Case presentation: A 16-year-old previously healthy girl presented with headaches, vomiting, lethargy, binocular strabismus, and 2 months history of polydipsia and polyuria. The endocrine evaluation was based on thyroid and adrenal function assessment, insulin-like growth factor 1 (IGF-1) serum level measurement, gonadotropins, estradiol, and prolactin. The concentration of immunoglobulins, antithyroglobulin antibodies (anti-Tg), thyroid peroxidase antibodies (anti-TPO), tumor markers such as alpha-fetoprotein (αFP), and beta-human chorionic gonadotropin (βhCG), QuantiFERON test, angiotensin-converting enzyme (ACE) were determined. X-ray chest, abdomen computed tomography (CT), and brain magnetic resonance imaging (MRI) were performed. Endocrine investigations showed central hypothyreosis [thyroid-stimulating hormone (TSH) 0.6100 mIU/l (N:0.48–4.17), free thyroxine (fT4) 0.67 ng/dL (N:0.83–1.43)] and arginine vasopressin deficiency. Dehydroepiandrosterone sulfate (DHEA-S) was below the normal range: 30.8 (98.3–413.4) [μg/dL]. Estradiol concentration was 16.49 pg/mL (N:21.9 – 297.2). Normal follicle-stimulating hormone (FSH) level, luteinizing hormone (LH), and prolactin were noticed. The brain MRI identified a T2-hyperintense sellar/suprasellar lesion 10×9×21 mm with a thick rim of enhancement and minimal sella expansion, with pituitary stalk thickening to 4.5 mm. The ophthalmological assessment showed normal visual acuity and fields. Treatment was started with dexamethasone administered intravenously (followed by prednisone per os), desmopressin, and levothyroxine. Headaches, strabismus, and lethargy were completely resolved. After 2 months of steroid treatment, a brain MRI did not reveal the previously described pituitary focal lesion but only a heterogeneous image of the pituitary gland and stalk, indicating an inflammatory process.

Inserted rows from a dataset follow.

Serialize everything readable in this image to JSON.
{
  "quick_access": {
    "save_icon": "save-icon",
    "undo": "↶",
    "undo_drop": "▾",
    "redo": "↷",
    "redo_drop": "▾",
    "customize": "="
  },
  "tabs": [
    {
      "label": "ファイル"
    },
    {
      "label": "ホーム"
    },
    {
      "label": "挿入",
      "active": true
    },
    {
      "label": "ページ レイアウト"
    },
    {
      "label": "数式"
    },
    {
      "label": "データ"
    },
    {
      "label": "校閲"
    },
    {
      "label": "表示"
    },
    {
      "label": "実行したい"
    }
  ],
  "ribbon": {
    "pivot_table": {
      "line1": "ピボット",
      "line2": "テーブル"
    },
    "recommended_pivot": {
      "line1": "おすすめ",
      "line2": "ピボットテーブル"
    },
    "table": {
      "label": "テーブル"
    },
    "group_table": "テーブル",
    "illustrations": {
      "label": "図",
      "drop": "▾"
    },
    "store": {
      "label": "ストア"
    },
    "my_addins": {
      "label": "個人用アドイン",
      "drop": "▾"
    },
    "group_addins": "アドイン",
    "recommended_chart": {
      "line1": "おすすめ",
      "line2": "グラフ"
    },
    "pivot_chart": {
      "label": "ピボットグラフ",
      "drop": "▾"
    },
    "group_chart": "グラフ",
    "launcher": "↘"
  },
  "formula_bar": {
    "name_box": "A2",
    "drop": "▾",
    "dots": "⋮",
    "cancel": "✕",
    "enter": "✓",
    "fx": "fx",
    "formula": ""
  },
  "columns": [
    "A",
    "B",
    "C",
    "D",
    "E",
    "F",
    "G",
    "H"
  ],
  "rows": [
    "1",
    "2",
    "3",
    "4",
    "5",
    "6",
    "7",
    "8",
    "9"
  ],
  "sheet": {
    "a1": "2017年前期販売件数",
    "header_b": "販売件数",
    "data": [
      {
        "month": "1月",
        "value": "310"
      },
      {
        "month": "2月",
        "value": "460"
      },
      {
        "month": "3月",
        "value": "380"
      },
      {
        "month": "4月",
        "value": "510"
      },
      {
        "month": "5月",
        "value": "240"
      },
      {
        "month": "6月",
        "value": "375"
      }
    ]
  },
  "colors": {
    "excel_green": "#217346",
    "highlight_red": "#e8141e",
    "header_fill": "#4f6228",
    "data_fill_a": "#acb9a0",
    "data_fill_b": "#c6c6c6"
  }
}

Conclusion: Lymphocytic hypophysitis is a rare cause of multihormonal hypopituitarism in children. Differential diagnosis includes neoplasms and other inflammatory diseases. Steroid therapy was effective in our patient. Careful follow-up is necessary to manage endocrine deficiencies, and there is the possibility of recurrence of pituitary inflammatory changes.